If we want lower costs and better service, we need more competition, not less.
Robert Reich’s writes: 6. Social Security is a Ponzi scheme. Don’t believe it. Social Security is solvent for the next 26 years. It could be solvent for the next century if we raised the ceiling on income subject to the Social Security payroll tax. That ceiling is now $106,800.
Well, actually, Social Security fits the definition of a Ponzi scheme to the letter, which is “an investment operation that pays returns to its investors from their own money or the money paid by subsequent investors, rather than from any actual profit earned by the individual or organization running the operation”.
Mr Reich claims that Social Security “is still solvent” for another 26 years, but this is a feature of all Ponzi schemes: they are solvent for a while until their new incoming money is less than the payouts. Bernie Madoff was “solvent” until he no longer was able to pay. Raising the ceiling on income merely postpones the inevitable end of all Ponzi schemes.
Robert Reich’s writes: 7. It’s unfair that lower-income Americans don’t pay income tax. Wrong. There’s nothing unfair about it. Lower-income Americans pay out a larger share of their paychecks in payroll taxes, sales taxes, user fees, and tolls than everyone else.

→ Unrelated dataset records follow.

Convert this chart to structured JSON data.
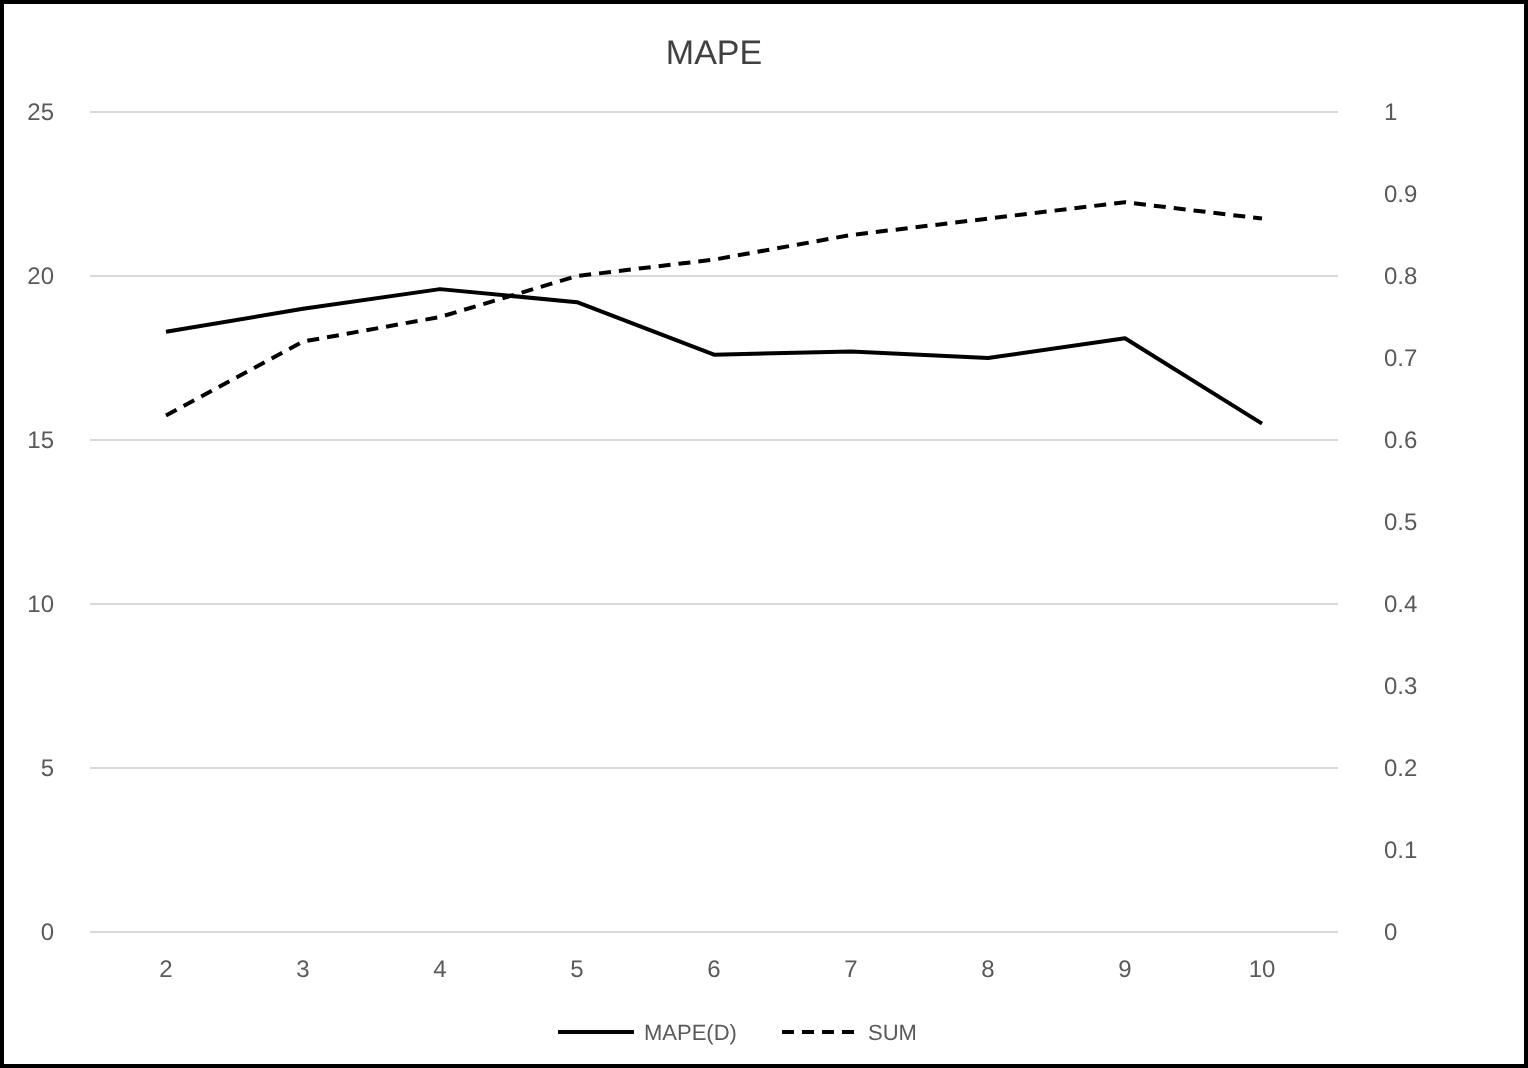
{
  "chart_data": {
    "type": "line",
    "title": "MAPE",
    "categories": [
      "2",
      "3",
      "4",
      "5",
      "6",
      "7",
      "8",
      "9",
      "10"
    ],
    "series": [
      {
        "name": "MAPE(D)",
        "color": "#000000",
        "values": [
          18.3,
          19.0,
          19.6,
          19.2,
          17.6,
          17.7,
          17.5,
          18.1,
          15.5
        ],
        "line_style": "solid"
      },
      {
        "name": "SUM",
        "color": "#000000",
        "axis": "y2",
        "values": [
          0.63,
          0.72,
          0.75,
          0.8,
          0.82,
          0.85,
          0.87,
          0.89,
          0.87
        ],
        "line_style": "dashed"
      }
    ],
    "ylim": [
      0,
      25
    ],
    "yticks": [
      0,
      5,
      10,
      15,
      20,
      25
    ],
    "y2lim": [
      0,
      1
    ],
    "y2ticks": [
      0,
      0.1,
      0.2,
      0.3,
      0.4,
      0.5,
      0.6,
      0.7,
      0.8,
      0.9,
      1
    ],
    "grid": "y",
    "legend": "bottom",
    "marker": "none"
  }
}
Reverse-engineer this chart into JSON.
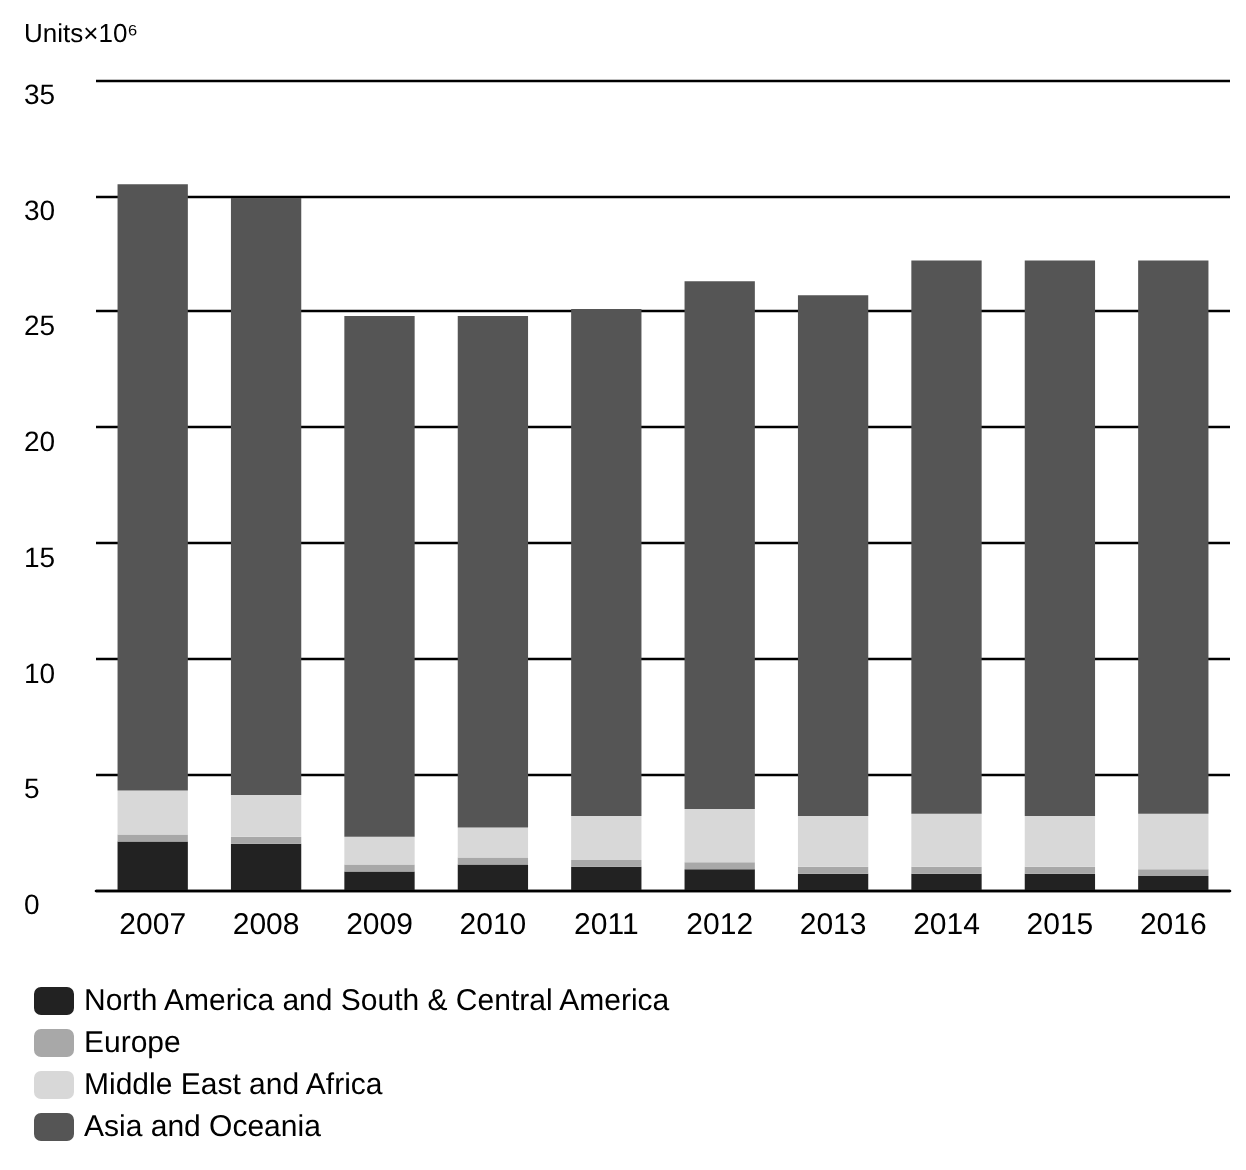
{
  "chart_data": {
    "type": "bar",
    "stacked": true,
    "ylabel": "Units×10⁶",
    "categories": [
      "2007",
      "2008",
      "2009",
      "2010",
      "2011",
      "2012",
      "2013",
      "2014",
      "2015",
      "2016"
    ],
    "series": [
      {
        "name": "North America and South & Central America",
        "color": "#222222",
        "values": [
          2.1,
          2.0,
          0.8,
          1.1,
          1.0,
          0.9,
          0.7,
          0.7,
          0.7,
          0.6
        ]
      },
      {
        "name": "Europe",
        "color": "#a8a8a8",
        "values": [
          0.3,
          0.3,
          0.3,
          0.3,
          0.3,
          0.3,
          0.3,
          0.3,
          0.3,
          0.3
        ]
      },
      {
        "name": "Middle East and Africa",
        "color": "#d8d8d8",
        "values": [
          1.9,
          1.8,
          1.2,
          1.3,
          1.9,
          2.3,
          2.2,
          2.3,
          2.2,
          2.4
        ]
      },
      {
        "name": "Asia and Oceania",
        "color": "#555555",
        "values": [
          26.2,
          25.8,
          22.5,
          22.1,
          21.9,
          22.8,
          22.5,
          23.9,
          24.0,
          23.9
        ]
      }
    ],
    "ylim": [
      0,
      35
    ],
    "yticks": [
      0,
      5,
      10,
      15,
      20,
      25,
      30,
      35
    ],
    "grid": "y",
    "legend": "bottom left"
  }
}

For once I agree with Reich. It is not unfair that the lower-income classes don’t have part of their income taken from them by force, this is a great thing.

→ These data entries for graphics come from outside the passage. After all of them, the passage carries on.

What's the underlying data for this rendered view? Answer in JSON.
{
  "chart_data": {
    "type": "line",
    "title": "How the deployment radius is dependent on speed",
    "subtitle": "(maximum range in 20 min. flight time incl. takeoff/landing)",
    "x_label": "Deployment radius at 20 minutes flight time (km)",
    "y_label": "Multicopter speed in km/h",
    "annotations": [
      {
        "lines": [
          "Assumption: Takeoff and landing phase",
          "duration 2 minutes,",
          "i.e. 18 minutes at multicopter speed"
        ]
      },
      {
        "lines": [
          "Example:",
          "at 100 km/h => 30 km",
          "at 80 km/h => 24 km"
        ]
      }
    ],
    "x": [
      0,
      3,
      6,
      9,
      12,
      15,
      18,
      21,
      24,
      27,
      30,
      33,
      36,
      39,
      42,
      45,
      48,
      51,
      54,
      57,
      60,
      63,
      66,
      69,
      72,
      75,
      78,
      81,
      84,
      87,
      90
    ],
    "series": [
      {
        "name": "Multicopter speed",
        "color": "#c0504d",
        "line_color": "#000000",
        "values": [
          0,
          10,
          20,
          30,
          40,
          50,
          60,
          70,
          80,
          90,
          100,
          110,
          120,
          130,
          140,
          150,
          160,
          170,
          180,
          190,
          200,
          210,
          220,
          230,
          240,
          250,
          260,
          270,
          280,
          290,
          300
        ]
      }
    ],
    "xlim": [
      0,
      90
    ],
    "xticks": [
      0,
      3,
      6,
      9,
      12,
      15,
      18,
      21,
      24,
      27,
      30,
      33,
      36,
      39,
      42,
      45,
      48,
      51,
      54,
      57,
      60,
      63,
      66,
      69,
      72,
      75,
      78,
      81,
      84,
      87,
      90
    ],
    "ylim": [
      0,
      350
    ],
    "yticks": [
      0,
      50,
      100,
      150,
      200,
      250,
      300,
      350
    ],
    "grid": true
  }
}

What is unfair is that the rest of the population is subject to this theft. Remember that slaves did receive part of what they produced in the form of food and shelter. The difference between taking 90% of someone’s income as in the case of slavery, and taking 30% in taxation is only a difference in degree.
Most of the failures in Mr Reich’s reasoning have to do with not looking at the unseen consequences of the policies he advocates. The reader may be interested in Bastiat’s famous essay “That which is seen and that which is not seen” which is a wonderful explanation of this common fallacy.